Things aren’t as bright in South Florida, which bucked the national trend during Covid but now seems to be on the precipice when it comes to development.

The prospect of a bust seems real (remember, you heard it here first). South Florida saw record rent hikes from 2020 to 2022, but last year rent in the state dropped the most in the nation. There are more than 40,000 rental apartments under construction in South Florida, but only 11,000 units occupied in the latest 12-month period. Read the story by reporter Lidia Dinkova.

In our latest investigative piece, a mortgage fraud scam is exposing broader cracks in the system. The widening net now involves the Department of Justice; Freddie Mac; Fannie Mae; two of the largest title insurers in the tri-state area, Madison Title and Riverside Abstract; and Meridian Capital Group. Neither Meridian, Madison nor Riverside has been charged with any wrongdoing, but everyone is paying attention.

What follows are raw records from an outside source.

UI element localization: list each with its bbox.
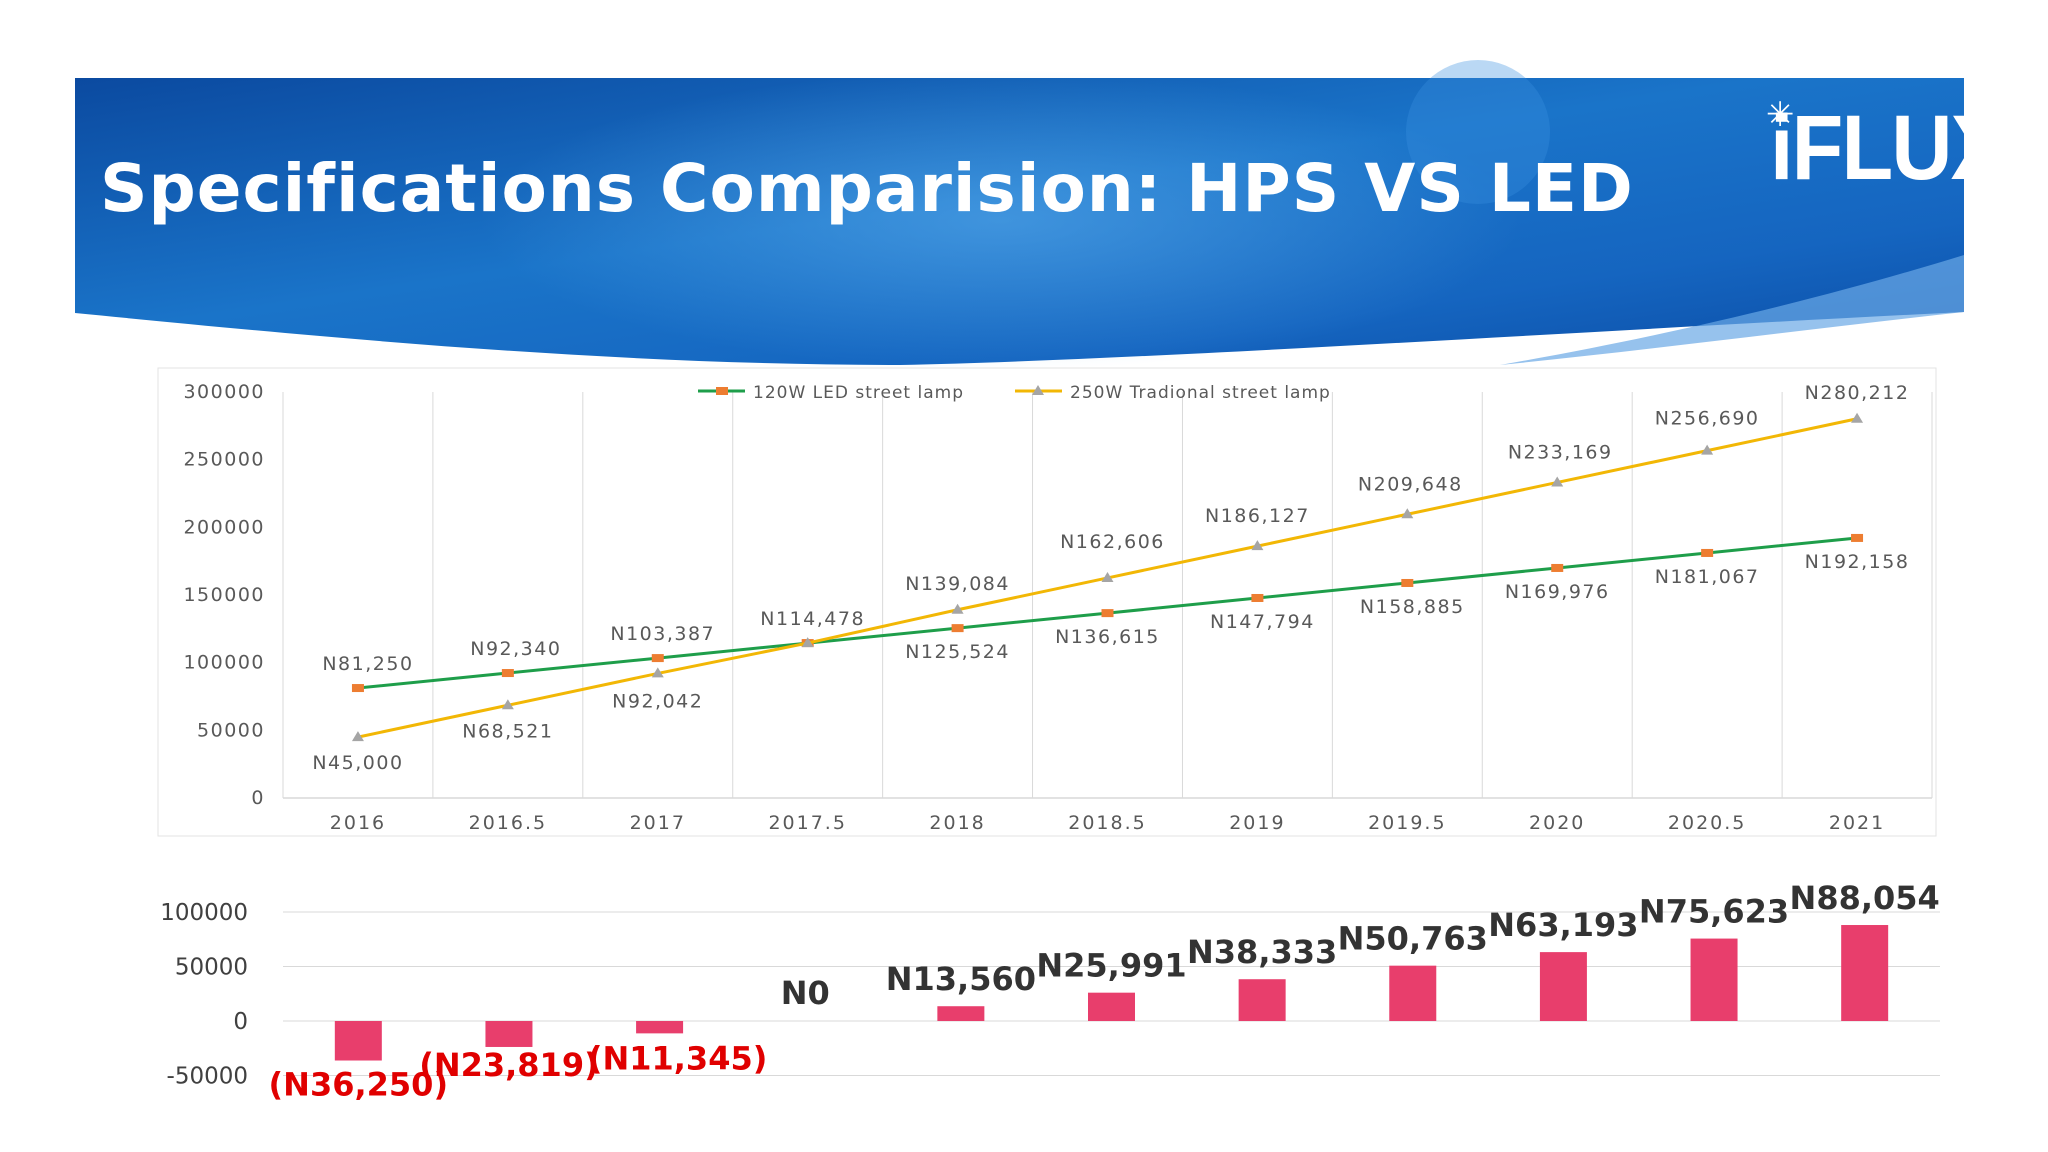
traditional-point-marker (1701, 444, 1714, 455)
led-data-label: N103,387 (610, 623, 715, 645)
bar (1088, 992, 1135, 1021)
traditional-data-label: N256,690 (1655, 408, 1760, 430)
led-data-label: N169,976 (1505, 581, 1610, 603)
bar-data-label: (N36,250) (269, 1066, 449, 1104)
y-tick-label: 300000 (183, 381, 265, 403)
bar (937, 1006, 985, 1021)
traditional-data-label: N162,606 (1060, 531, 1165, 553)
chart-frame (157, 367, 1937, 837)
traditional-data-label: N209,648 (1358, 473, 1463, 495)
star-burst-icon: ✳ (1766, 95, 1795, 135)
led-data-label: N125,524 (905, 641, 1010, 663)
led-data-label: N158,885 (1360, 596, 1465, 618)
bar-data-label: N88,054 (1790, 879, 1940, 917)
traditional-point-marker (951, 603, 964, 614)
bar-y-tick-label: -50000 (167, 1064, 248, 1090)
x-tick-label: 2020 (1529, 812, 1585, 834)
slide-title: Specifications Comparision: HPS VS LED (100, 150, 1634, 227)
traditional-point-marker (1101, 571, 1114, 582)
led-data-label: N92,340 (470, 638, 561, 660)
bar (1238, 979, 1286, 1021)
traditional-point-marker (801, 637, 814, 648)
led-data-label: N136,615 (1055, 626, 1160, 648)
x-tick-label: 2019 (1229, 812, 1285, 834)
bar-y-tick-label: 100000 (160, 900, 248, 926)
led-point-marker (1551, 563, 1564, 572)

Finally, our cover story takes a look at the fallout from multifamily syndication deals, one of the hottest topics for our readers. There was a ton of investment in rental buildings during and after Covid — even if people didn’t go to the office, they still needed a place to live.

Turns out a bunch of the money came from newbie investors — doctors, dentists, pilots, immigrants, engineers and even church groups.  Senior reporters Isabella Farr and Suzannah Cavanaugh reveal how these investors got sucked into bad deals that you won’t want to miss.

Let the good times roll! Enjoy the issue.